カーゴニュース 2026年3月26日 第5422号
――安全の再確立に向けて、組合としてどのように取り組んでいきますか。
村上 中央本部と地方本部に「安全確立闘争本部」を設置するとともに、職場と密接に関わる支部・分会でも「原因究明委員会」を立ち上げ、原因究明に加えて、再発防止に向けた運動をつくり出していきます。それが今回の事故に対する、我々がやらなければならないことだと考えています。
ご指摘のように、このところ多くの事故が発生しています。ハインリッヒの法則――1件の重大事故の背後には29件の軽微な事故があり、さらにその背景には300件のヒヤリハットが存在するという法則ですが、振り返ればその29件に該当するような事象がかなり発生していました。もちろん、そうした事象のひとつひとつには対応してきたものの、それら一連の事案を俯瞰して、重大事故が発生する前兆として捉え切ることができず、結果として南長岡駅の重大事故を引き起こしてしまいました。そうした反省点をしっかりと受け止めたうえで、労使一体で対策に取り組む必要があると考えています。
――社員の安全意識を再徹底するとともに、職場風土を変えていく必要がありそうです。
村上 私たちは「安全」といいながらも、どうしても「作業」や「効率性」を優先しがちです。長く仕事に従事していると、作業時間やダイヤのことを最優先に考えてしまう思考回路が自然にできあがってしまい、遅れて入ってきた列車を定時に発車させることが〝腕の見せ所〟といった職業意識がいつの間にか培われています。しかし、それではダメなのです。仮に列車が遅れて入ってきた場合でも、焦らず余裕も持ちながら作業を行い、遅れたままで発車させても構わない――そうした職場風土に変えていかないと、また同じような事故が起きてしまいます。さらに、親御様のご指摘のように、人が添乗しない入換作業がどうしたら可能になるのか、できない理由ではなく、作業のあり方自体を疑っていくという意識の転換が不可欠です。会社も組合も「JR」という大きな箱の中で同じ思考回路に陥ってしまっていることを強く認識し、具体的な取り組みから変えていくべきだと思います。
65歳定年延長で新たな課題が浮上
――人事制度についてうかがいます。65歳定年制の導入に伴い、人事制度の見直しが進んでいます。
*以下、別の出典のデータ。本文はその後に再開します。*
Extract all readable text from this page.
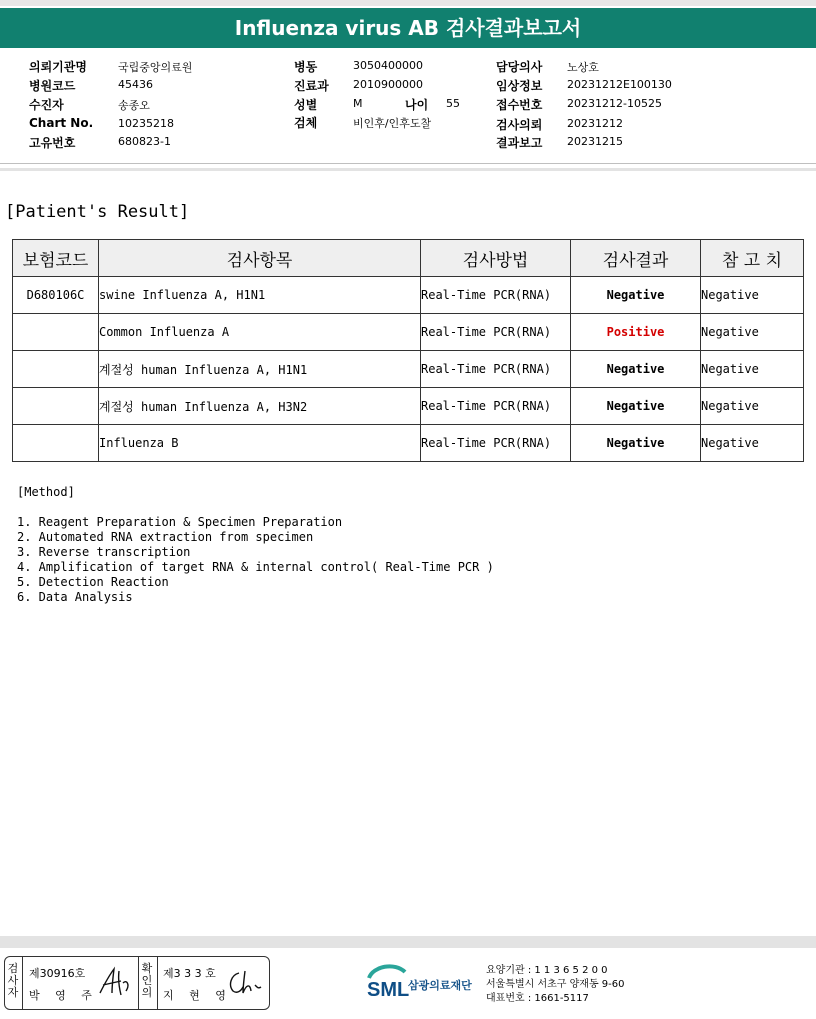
Influenza virus AB 검사결과보고서
의뢰기관명	국립중앙의료원
병원코드	45436
수진자	송종오
Chart No. 10235218
고유번호	680823-1
병동	3050400000
진료과 2010900000
성별	M	나이 55
검체	비인후/인후도찰
담당의사 노상호
임상정보 20231212E100130
접수번호 20231212-10525
검사의뢰 20231212
결과보고 20231215
[Patient's Result]
보험코드	검사항목	검사방법	검사결과	참 고 치
D680106C	swine Influenza A, H1N1	Real-Time PCR(RNA)	Negative	Negative
	Common Influenza A	Real-Time PCR(RNA)	Positive	Negative
	계절성 human Influenza A, H1N1	Real-Time PCR(RNA)	Negative	Negative
	계절성 human Influenza A, H3N2	Real-Time PCR(RNA)	Negative	Negative
	Influenza B	Real-Time PCR(RNA)	Negative	Negative
[Method]
1. Reagent Preparation & Specimen Preparation
2. Automated RNA extraction from specimen
3. Reverse transcription
4. Amplification of target RNA & internal control( Real-Time PCR )
5. Detection Reaction
6. Data Analysis
검
사
자
제30916호
박 영 주
확
인
의
제3 3 3 호
지 현 영	SML
삼광의료재단
요양기관 : 1 1 3 6 5 2 0 0
서울특별시 서초구 양재동 9-60
대표번호 : 1661-5117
村上 19年度から新たな人事制度がスタートし、さらに昨年7月には65歳定年制への移行を含めたかたちで人事制度が修正されました。そのなかで様々な課題が浮かび上がっており、現在、中央本部としてそれらを集約している段階です。いちばんの課題となっているのが、基本給の基準額が上限に達すると、その後の定期昇給がこれまでの昇給額表の6割から1割にダウンしたことです。基準額そのものが引き上げられたことは確かですが、上限到達後の昇給率が大幅に引き下げられたことで、組合員からは「これではモチベーションが保てない」との声が多く集まっています。
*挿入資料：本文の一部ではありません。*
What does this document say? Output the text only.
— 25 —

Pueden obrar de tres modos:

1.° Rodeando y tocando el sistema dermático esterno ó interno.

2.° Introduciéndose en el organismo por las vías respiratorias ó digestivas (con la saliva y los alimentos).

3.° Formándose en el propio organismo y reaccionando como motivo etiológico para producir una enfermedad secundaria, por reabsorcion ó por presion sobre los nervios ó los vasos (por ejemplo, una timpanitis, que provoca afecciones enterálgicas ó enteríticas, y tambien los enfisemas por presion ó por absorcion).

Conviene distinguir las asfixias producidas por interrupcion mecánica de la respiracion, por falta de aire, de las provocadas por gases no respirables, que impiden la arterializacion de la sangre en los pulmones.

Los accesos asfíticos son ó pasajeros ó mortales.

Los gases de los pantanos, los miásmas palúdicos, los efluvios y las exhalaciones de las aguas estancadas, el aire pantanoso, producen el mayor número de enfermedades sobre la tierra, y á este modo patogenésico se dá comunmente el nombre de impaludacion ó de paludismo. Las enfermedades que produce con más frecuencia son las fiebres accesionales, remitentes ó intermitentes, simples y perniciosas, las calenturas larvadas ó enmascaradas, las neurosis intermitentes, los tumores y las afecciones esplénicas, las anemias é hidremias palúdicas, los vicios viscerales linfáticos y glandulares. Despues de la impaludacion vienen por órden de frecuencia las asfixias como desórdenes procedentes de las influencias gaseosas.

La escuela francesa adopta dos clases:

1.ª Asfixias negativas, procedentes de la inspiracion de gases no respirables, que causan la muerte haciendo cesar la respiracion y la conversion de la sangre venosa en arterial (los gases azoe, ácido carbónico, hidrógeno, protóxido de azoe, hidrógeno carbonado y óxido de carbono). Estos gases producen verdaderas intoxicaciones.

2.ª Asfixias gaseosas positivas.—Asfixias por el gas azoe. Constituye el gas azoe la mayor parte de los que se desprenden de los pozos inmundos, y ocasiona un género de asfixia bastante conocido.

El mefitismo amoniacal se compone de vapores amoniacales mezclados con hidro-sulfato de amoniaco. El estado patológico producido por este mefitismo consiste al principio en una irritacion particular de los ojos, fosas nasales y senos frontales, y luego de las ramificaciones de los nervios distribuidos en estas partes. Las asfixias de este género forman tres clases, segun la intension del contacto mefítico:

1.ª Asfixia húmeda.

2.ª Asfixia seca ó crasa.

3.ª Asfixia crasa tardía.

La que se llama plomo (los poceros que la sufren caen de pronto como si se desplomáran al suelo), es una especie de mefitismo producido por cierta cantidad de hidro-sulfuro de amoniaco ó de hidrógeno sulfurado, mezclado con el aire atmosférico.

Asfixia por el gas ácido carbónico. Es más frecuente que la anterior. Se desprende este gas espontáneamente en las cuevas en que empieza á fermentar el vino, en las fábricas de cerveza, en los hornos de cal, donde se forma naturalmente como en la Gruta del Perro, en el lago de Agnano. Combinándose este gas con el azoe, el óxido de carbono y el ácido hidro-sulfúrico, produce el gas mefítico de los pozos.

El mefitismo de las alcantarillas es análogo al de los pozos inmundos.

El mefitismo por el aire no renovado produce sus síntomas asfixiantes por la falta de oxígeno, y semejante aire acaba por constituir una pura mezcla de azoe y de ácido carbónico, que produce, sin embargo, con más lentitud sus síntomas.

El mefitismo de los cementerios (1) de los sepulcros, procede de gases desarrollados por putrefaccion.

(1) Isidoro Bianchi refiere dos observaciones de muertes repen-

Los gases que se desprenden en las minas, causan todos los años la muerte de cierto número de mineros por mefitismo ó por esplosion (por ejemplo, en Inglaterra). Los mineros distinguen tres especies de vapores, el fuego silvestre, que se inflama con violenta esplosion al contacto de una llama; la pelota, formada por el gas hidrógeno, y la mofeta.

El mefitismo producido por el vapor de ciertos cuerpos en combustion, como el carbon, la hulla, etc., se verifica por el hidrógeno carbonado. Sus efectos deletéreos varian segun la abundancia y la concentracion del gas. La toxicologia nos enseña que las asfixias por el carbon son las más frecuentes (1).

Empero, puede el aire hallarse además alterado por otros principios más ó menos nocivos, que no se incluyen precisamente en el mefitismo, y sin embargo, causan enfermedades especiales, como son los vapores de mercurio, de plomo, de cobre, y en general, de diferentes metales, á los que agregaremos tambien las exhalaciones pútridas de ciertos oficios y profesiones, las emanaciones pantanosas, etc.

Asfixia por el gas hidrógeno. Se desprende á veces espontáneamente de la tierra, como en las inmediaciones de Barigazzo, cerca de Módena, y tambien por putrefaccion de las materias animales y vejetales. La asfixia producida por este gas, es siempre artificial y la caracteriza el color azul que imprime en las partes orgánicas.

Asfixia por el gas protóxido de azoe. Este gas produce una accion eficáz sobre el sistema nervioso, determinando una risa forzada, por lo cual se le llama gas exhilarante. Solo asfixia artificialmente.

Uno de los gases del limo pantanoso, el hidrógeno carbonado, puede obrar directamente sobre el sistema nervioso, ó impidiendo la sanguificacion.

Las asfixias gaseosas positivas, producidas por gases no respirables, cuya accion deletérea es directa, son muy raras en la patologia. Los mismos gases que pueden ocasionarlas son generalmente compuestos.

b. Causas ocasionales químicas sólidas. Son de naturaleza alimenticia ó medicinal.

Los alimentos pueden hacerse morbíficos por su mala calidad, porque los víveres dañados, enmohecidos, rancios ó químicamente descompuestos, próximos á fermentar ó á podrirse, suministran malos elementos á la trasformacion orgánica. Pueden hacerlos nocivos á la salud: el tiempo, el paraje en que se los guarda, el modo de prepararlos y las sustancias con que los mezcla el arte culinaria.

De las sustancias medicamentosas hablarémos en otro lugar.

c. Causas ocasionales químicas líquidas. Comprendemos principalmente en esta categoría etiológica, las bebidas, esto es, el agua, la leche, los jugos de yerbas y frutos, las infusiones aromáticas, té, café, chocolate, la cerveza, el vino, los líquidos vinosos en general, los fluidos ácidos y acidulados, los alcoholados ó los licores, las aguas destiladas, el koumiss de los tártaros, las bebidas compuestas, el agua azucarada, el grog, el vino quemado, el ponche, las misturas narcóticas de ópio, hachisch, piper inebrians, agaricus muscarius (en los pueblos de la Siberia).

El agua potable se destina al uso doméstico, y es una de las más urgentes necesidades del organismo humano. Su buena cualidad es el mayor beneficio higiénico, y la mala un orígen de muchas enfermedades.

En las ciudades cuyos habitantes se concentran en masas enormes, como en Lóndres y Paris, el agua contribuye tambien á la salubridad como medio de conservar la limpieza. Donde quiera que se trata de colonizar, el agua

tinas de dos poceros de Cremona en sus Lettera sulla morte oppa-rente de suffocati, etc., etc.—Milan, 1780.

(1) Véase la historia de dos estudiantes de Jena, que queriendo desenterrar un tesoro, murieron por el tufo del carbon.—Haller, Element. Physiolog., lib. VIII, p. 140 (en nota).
また、60歳から65歳までの働き方についても、「現役と同じように働くのか」という疑問が示されています。会社側は、現役と同じように働いて100%の賃金を支払うコースと、賃金は一定程度減額されるものの休みが増える働き方の2パターンを用意していますが、ほとんどの社員が前者を選択しています。しかし、62~3歳になると体力が急激に落ち、運転士などを中心に心身の負担が想像以上に増しているのが現実です。会社は「ノーワーク、ノーペイ」の原則で、給与を支払う以上は働いてもらうというスタンスですが、果たしてそれでいいのかという課題はあると思っています。
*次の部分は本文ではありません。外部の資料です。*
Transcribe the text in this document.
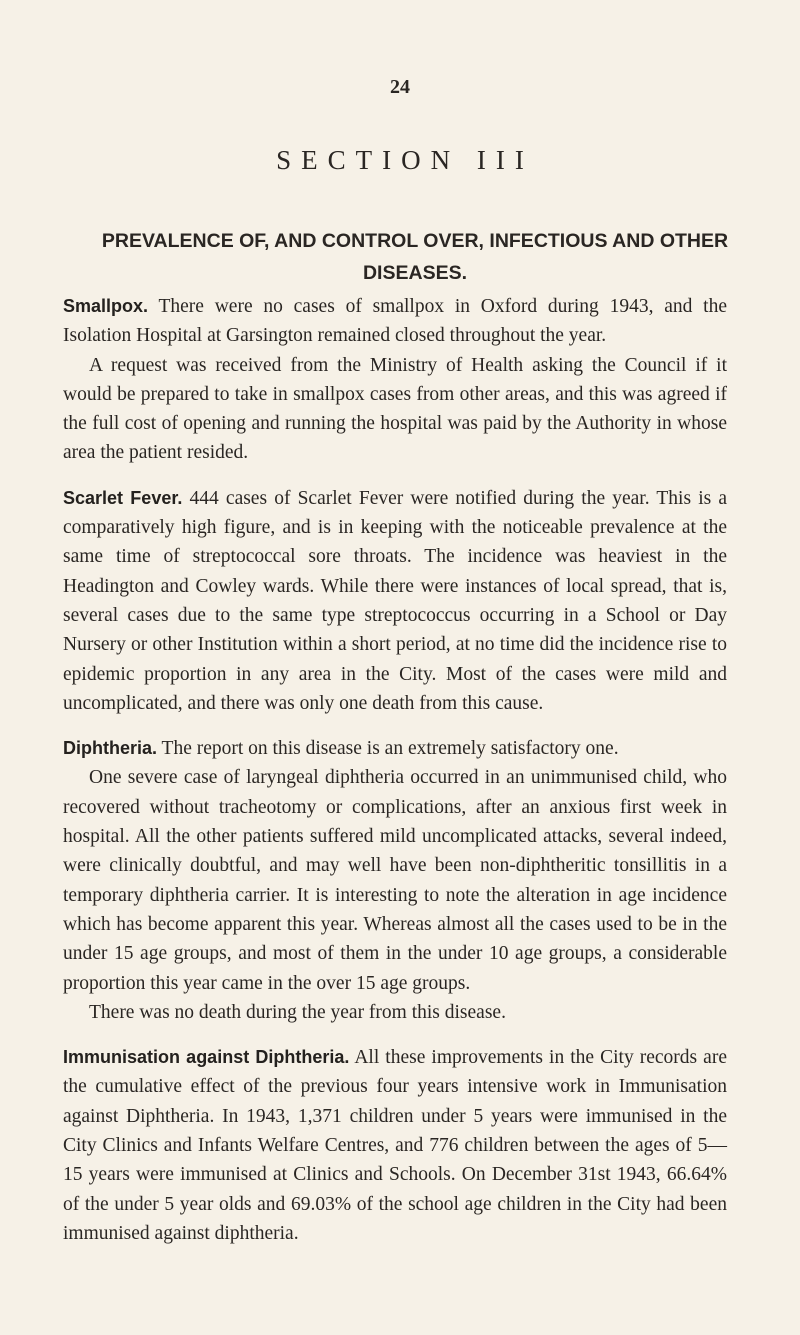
24
SECTION III
PREVALENCE OF, AND CONTROL OVER, INFECTIOUS AND OTHER DISEASES.

Smallpox. There were no cases of smallpox in Oxford during 1943, and the Isolation Hospital at Garsington remained closed throughout the year.

A request was received from the Ministry of Health asking the Council if it would be prepared to take in smallpox cases from other areas, and this was agreed if the full cost of opening and running the hospital was paid by the Authority in whose area the patient resided.

Scarlet Fever. 444 cases of Scarlet Fever were notified during the year. This is a comparatively high figure, and is in keeping with the noticeable prevalence at the same time of streptococcal sore throats. The incidence was heaviest in the Headington and Cowley wards. While there were instances of local spread, that is, several cases due to the same type streptococcus occurring in a School or Day Nursery or other Institution within a short period, at no time did the incidence rise to epidemic proportion in any area in the City. Most of the cases were mild and uncomplicated, and there was only one death from this cause.

Diphtheria. The report on this disease is an extremely satisfactory one.

One severe case of laryngeal diphtheria occurred in an unimmunised child, who recovered without tracheotomy or complications, after an anxious first week in hospital. All the other patients suffered mild uncomplicated attacks, several indeed, were clinically doubtful, and may well have been non-diphtheritic tonsillitis in a temporary diphtheria carrier. It is interesting to note the alteration in age incidence which has become apparent this year. Whereas almost all the cases used to be in the under 15 age groups, and most of them in the under 10 age groups, a considerable proportion this year came in the over 15 age groups.

There was no death during the year from this disease.

Immunisation against Diphtheria. All these improvements in the City records are the cumulative effect of the previous four years intensive work in Immunisation against Diphtheria. In 1943, 1,371 children under 5 years were immunised in the City Clinics and Infants Welfare Centres, and 776 children between the ages of 5—15 years were immunised at Clinics and Schools. On December 31st 1943, 66.64% of the under 5 year olds and 69.03% of the school age children in the City had been immunised against diphtheria.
さらに、評価制度に対する課題も寄せられています。社員は昇格するためには試験を受ける必要がありますが、受験資格を得るために必要となるポイント数が大きいため、資格を得るまでにかなりの年月を要してしまう実態があります。これもモチベーション維持に大きく関わるテーマです。
――65歳定年制への移行は必要ですが、そのための細かい制度設計に課題が残るということでしょうか。
村上 年金支給開始年齢が65歳に延長された以上、65歳まで定年を延長することは当然であり、そうした制度改正については組合としても賛成です。ただ、労働者としての働き方、とりわけ60歳以上の社員の働き方は一定の配慮をもって考えていく必要があります。会社側も、定期的に検証しながら見直しを含めて検討していくと言っており、これがベストな制度だと明言しているわけではありません。今後も会社と交渉を続け、見直すべきところは改善を求めていきます。